Self-supervised learning does not require data labeling. Thanks to the introduction of contrastive learning, the effect of self-supervised learning is gradually comparable to supervised learning. Therefore, self-supervised learning has become one of the focuses of academic and industrial fields in recent years. EasyCV provides mainstream self-supervised algorithms based on contrastive learning (such as SimCLR, MoCo v1/v2, Swav, Moby, and DINO). The MAE algorithm based on mask image modeling is also reproduced. In addition, we provide comprehensive benchmarking tools to evaluate the effect of self-supervised pre-training models on ImageNet.

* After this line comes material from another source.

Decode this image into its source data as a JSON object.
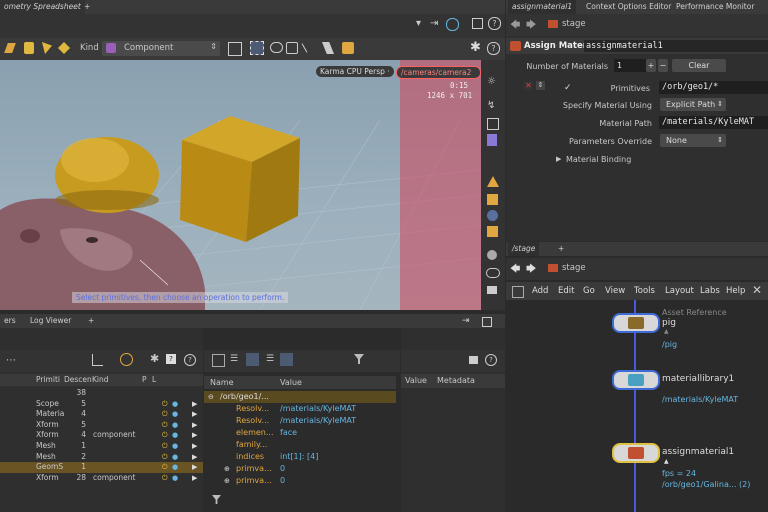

Based on systematic self-supervised algorithms and benchmarking tools, users can easily improve models, compare effects, and innovate models. Users can also train better pre-training models for their businesses based on a large amount of unlabeled data.

The following table shows the pre-training speed of existing self-supervised algorithms based on ImageNet data and the effect of linear eval/finetune on the ImageNet validation set.

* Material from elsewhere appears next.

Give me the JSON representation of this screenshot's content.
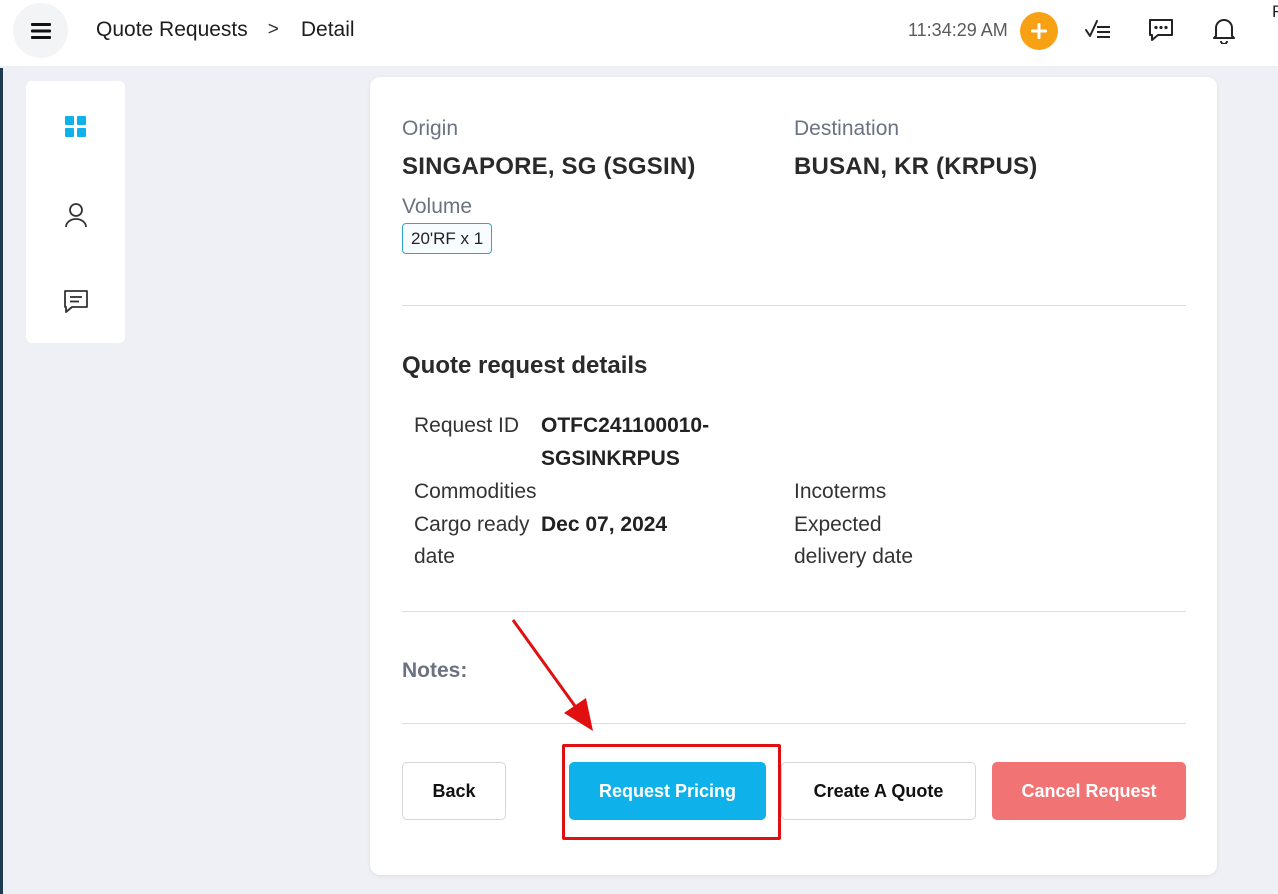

Model DALITFRecord (samples/s) JPG (samples/s) Performance Improvement Remarks
dino_deit_small_p16 492.3 204.8 140% fp16 batch_size=32x8
moby_deit_small_p16 1312.8 1089.3 20.5% fp16 batch_size=128x8
mocov2_resnet50 2164.9 1365.3 58.56% fp16 batch_size=128x8
swav_resnet50 1024.0 853.3 20% fp16 batch_size=128x8

3.3 Rich Pre-Training Model Library

As the backbone network, CNN works with the head of various downstream tasks and is a commonly used structure for CV models. EasyCV provides a variety of traditional CNN network structures, including resnet, resnext, hrNet, darknet, inception, mobilenet, genet, and mnasnet. With the development of Vision Transformer, Transformer has replaced CNN in a growing number of fields and become a backbone network with stronger expression capability. In addition to implementing the commonly used ViT and SwinTransformer, the framework introduces the PytorchImageModel(Timm) to support a more comprehensive Transformer structure.

Combined with the self-supervised algorithm, all models support self-supervised pre-training and ImageNet supervised data training, providing users with a variety of pre-training backbones. Users can simply configure and use them in the downstream tasks preset by the framework and connect them to the custom downstream tasks.


3.4 Usability

1.  The framework provides parameterized methods and Python API to perform training, evaluation, and model export and provides a complete prediction interface to conduct end-to-end inference.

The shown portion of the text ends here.